Will President Joe Biden commute all federal death sentences or will he break another campaign promise before leaving office in January? Last week, hundreds of organizations and community leaders wrote to President Biden advocating an end of capital punishment, citing systemic bias, racism, and evidence that the death penalty does not act as a deterrent to crime. Even Pope Francis added his voice to these calls, urging the United States to end the practice. As a practicing Catholic, Biden has claimed to oppose the death penalty and promised to end it during his 2020 presidential campaign. In July 2021, the Department of Justice issued a moratorium on executions but has gone no further.
The 68-page bundle of letters was sent on behalf of a broad coalition of advocates representing various communities across the United States. They included prison reform activists, retired federal judges, current and former prosecutors, family members of murder victims, Black and Indigenous faith leaders, and human rights organizations like Human Rights Watch and Amnesty International. One letter written by family members of murder victims states:
For too many of us, the death penalty has only prolonged an already agonizing experience with a lengthy process that leaves us with more pain, despair, and isolation. The complex, constitutionally mandated legal process causes decades of uncertainty and waiting, which continually resurfaces trauma and delays healing.
For all of us, this system completely ignores our very real needs, diverting dollars and attention from the critical services our families desperately need in the wake of violence.
The death penalty does not prevent violence. It does not solve crime. It divides families when we need each other the most.
The coalition argues that commuting the sentences of those still on death row would allow the government to redirect its resources toward policies that enhance public safety, which the death penalty does not do.
Now is the ideal moment to take a strong stance against the death penalty. Not only did President Biden campaign on the promise that he would commute all federal sentences for the people still on death row, but there is an imminent danger that the system will go into overdrive upon the arrival of president-elect Donald Trump.
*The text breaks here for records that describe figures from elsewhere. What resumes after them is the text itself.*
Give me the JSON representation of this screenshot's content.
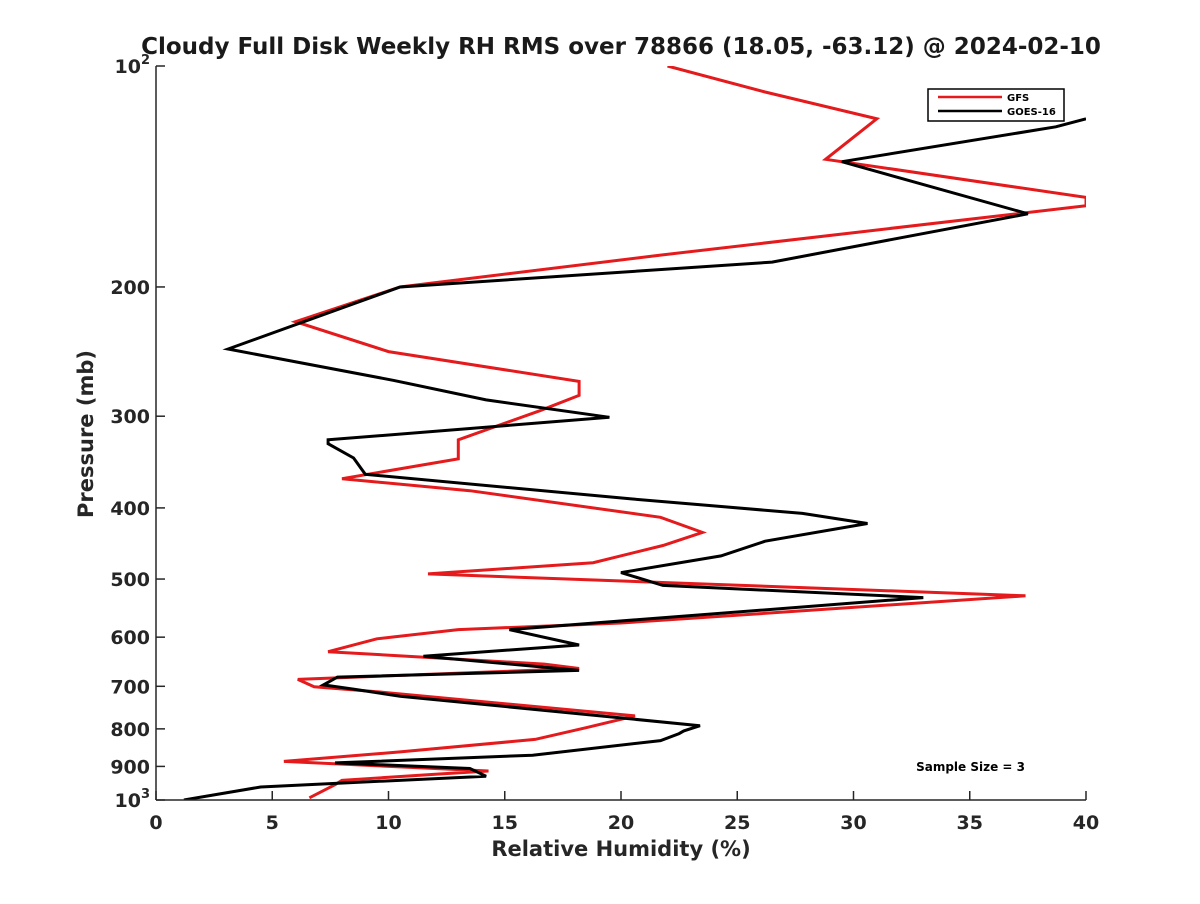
{
  "chart_data": {
    "type": "line",
    "title": "Cloudy Full Disk Weekly RH RMS over 78866 (18.05, -63.12) @ 2024-02-10",
    "xlabel": "Relative Humidity (%)",
    "ylabel": "Pressure (mb)",
    "xlim": [
      0,
      40
    ],
    "ylim": [
      1000,
      100
    ],
    "yscale": "log",
    "xticks": [
      0,
      5,
      10,
      15,
      20,
      25,
      30,
      35,
      40
    ],
    "yticks": [
      {
        "value": 100,
        "base": "10",
        "exp": "2"
      },
      {
        "value": 200,
        "label": "200"
      },
      {
        "value": 300,
        "label": "300"
      },
      {
        "value": 400,
        "label": "400"
      },
      {
        "value": 500,
        "label": "500"
      },
      {
        "value": 600,
        "label": "600"
      },
      {
        "value": 700,
        "label": "700"
      },
      {
        "value": 800,
        "label": "800"
      },
      {
        "value": 900,
        "label": "900"
      },
      {
        "value": 1000,
        "base": "10",
        "exp": "3"
      }
    ],
    "legend_position": "top-right",
    "annotation": "Sample Size = 3",
    "series": [
      {
        "name": "GFS",
        "color": "#e41a1c",
        "points": [
          [
            22,
            100
          ],
          [
            26.2,
            108.5
          ],
          [
            31,
            118
          ],
          [
            28.8,
            134
          ],
          [
            40,
            151
          ],
          [
            40,
            155
          ],
          [
            21.7,
            181
          ],
          [
            10.5,
            200
          ],
          [
            6,
            223
          ],
          [
            10,
            245
          ],
          [
            18.2,
            269
          ],
          [
            18.2,
            281
          ],
          [
            16.5,
            295
          ],
          [
            13,
            323
          ],
          [
            13,
            343
          ],
          [
            8,
            365
          ],
          [
            13.5,
            379
          ],
          [
            21.7,
            412
          ],
          [
            23.5,
            432
          ],
          [
            21.8,
            450
          ],
          [
            18.8,
            475
          ],
          [
            11.7,
            492
          ],
          [
            37.4,
            527
          ],
          [
            20,
            574
          ],
          [
            13,
            586
          ],
          [
            9.5,
            603
          ],
          [
            7.4,
            628
          ],
          [
            16.7,
            653
          ],
          [
            18.2,
            662
          ],
          [
            6.1,
            685
          ],
          [
            6.8,
            701
          ],
          [
            9.5,
            712
          ],
          [
            20.6,
            768
          ],
          [
            18.5,
            797
          ],
          [
            16.3,
            827
          ],
          [
            10.5,
            860
          ],
          [
            5.5,
            886
          ],
          [
            14.3,
            913
          ],
          [
            12.1,
            922
          ],
          [
            8,
            940
          ],
          [
            7.7,
            953
          ],
          [
            6.6,
            993
          ]
        ]
      },
      {
        "name": "GOES-16",
        "color": "#000000",
        "points": [
          [
            40,
            118
          ],
          [
            38.7,
            121
          ],
          [
            29.5,
            135
          ],
          [
            37.5,
            159
          ],
          [
            26.5,
            185
          ],
          [
            10.5,
            200
          ],
          [
            3.1,
            243
          ],
          [
            10.2,
            268
          ],
          [
            14.2,
            285
          ],
          [
            19.5,
            301
          ],
          [
            7.4,
            323
          ],
          [
            7.4,
            327
          ],
          [
            8.5,
            342
          ],
          [
            9,
            360
          ],
          [
            20.5,
            389
          ],
          [
            27.8,
            407
          ],
          [
            30.6,
            420
          ],
          [
            26.2,
            444
          ],
          [
            24.3,
            465
          ],
          [
            20,
            490
          ],
          [
            21.8,
            510
          ],
          [
            33,
            530
          ],
          [
            15.2,
            586
          ],
          [
            18.2,
            615
          ],
          [
            11.5,
            637
          ],
          [
            18.2,
            666
          ],
          [
            7.8,
            680
          ],
          [
            7.2,
            697
          ],
          [
            8.6,
            707
          ],
          [
            10.5,
            722
          ],
          [
            23.4,
            792
          ],
          [
            22.7,
            805
          ],
          [
            22.5,
            812
          ],
          [
            21.7,
            830
          ],
          [
            16.2,
            869
          ],
          [
            7.7,
            890
          ],
          [
            13.5,
            906
          ],
          [
            14.2,
            928
          ],
          [
            4.5,
            960
          ],
          [
            1.2,
            1000
          ]
        ]
      }
    ]
  }
}
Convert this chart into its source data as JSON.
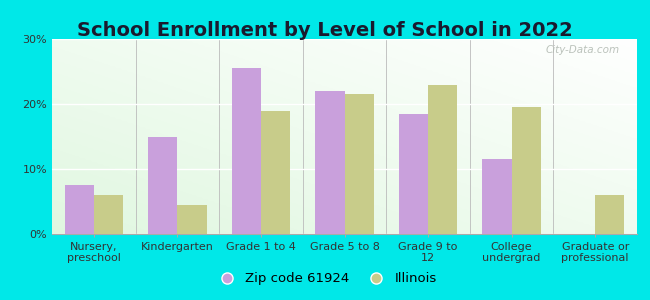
{
  "title": "School Enrollment by Level of School in 2022",
  "categories": [
    "Nursery,\npreschool",
    "Kindergarten",
    "Grade 1 to 4",
    "Grade 5 to 8",
    "Grade 9 to\n12",
    "College\nundergrad",
    "Graduate or\nprofessional"
  ],
  "zip_values": [
    7.5,
    15.0,
    25.5,
    22.0,
    18.5,
    11.5,
    0.0
  ],
  "il_values": [
    6.0,
    4.5,
    19.0,
    21.5,
    23.0,
    19.5,
    6.0
  ],
  "zip_color": "#c9a0dc",
  "il_color": "#c8cc8a",
  "background_outer": "#00e8e8",
  "background_inner_bottom": "#a8e8c0",
  "background_inner_top": "#f8fff8",
  "ylim": [
    0,
    30
  ],
  "yticks": [
    0,
    10,
    20,
    30
  ],
  "ytick_labels": [
    "0%",
    "10%",
    "20%",
    "30%"
  ],
  "zip_label": "Zip code 61924",
  "il_label": "Illinois",
  "title_fontsize": 14,
  "axis_fontsize": 8,
  "legend_fontsize": 9.5,
  "watermark": "City-Data.com"
}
Furthermore, support for the death penalty in the United States is declining. According to a Gallup study from November 2024, only 53 percent of people support it, a sharp decline compared with the 80 percent support it had in 1994. Moreover, according to Gallup polling from November 2023, more Americans now believe that the death penalty is applied unfairly than those who do not (50 percent versus 47 percent).
Not only does the incoming president have no plans to abolish the death penalty, but Donald Trump has stated his intention to expand capital punishment to include people convicted of engaging in drug dealing, child rapists, human traffickers, and immigrants who kill U.S. citizens. More people on federal death row were executed during Trump's first term than under the ten previous presidents combined. When he announced his 2024 candidacy, the president-elect said, "We're going to be asking everyone who sells drugs, gets caught selling drugs, to receive the death penalty for their heinous acts."
2024 has been a ghastly year of reckoning about the risks and dangers of capital punishment within a flawed justice system. In September, Missouri executed Marcellus Williams after the Supreme Court refused to intervene. Prosecutors issued considerable objections alleging systemic flaws in the case including racism, the victim's family support for halting the execution, and new DNA evidence that Williams was innocent.
In October, Texan Robert Roberson saw his execution for alleged "shaken baby syndrome" paused at the last minute in response to public outcry that a mistrial of justice was taking place. The medical evidence for the syndrome is murky, with many dismissing it as "junk science," meaning that Roberson is languishing in prison for a crime that may have never happened. Similarly, Melissa Lucio spent 16 years on death row and was two days away from being executed in Texas for the alleged murder of her daughter, only for a judge to intervene arguing that Lucio never committed the crime. "Applicant is actually innocent; she did not kill her daughter," wrote state district Judge Arturo Nelson in October. Her case is now set to be revised by the Texas Court of Criminal Appeals.
The fates of Roberson and Lucio are still contested, but they serve to highlight the inhumanity of the United States' death penalty system. Periodically, the public is subjected to grotesque spectacles in which we watch the fatal miscarriages of justice become headline news only when it is too late. The abolition of the death penalty must be a national conversation, not a sporadic one.
The time for political leadership is long overdue. If President Biden—a supporter of the 1994 Crime Bill, which expanded the mass incarceration of Black and Brown working-class people—can find it within him to pardon his son, then he should do the right thing and find the strength to stick to his principles and campaign promises. If Biden wants to leave the Oval Office with dignity and some semblance of integrity, then he should practice what he preached on the campaign trail by commuting the death sentence of all people currently languishing inhumanely on America's increasingly unpopular death row.
Raquel Rosario Sánchez is a writer, researcher, and campaigner from the Dominican Republic.
The views expressed in this article are the writer's own.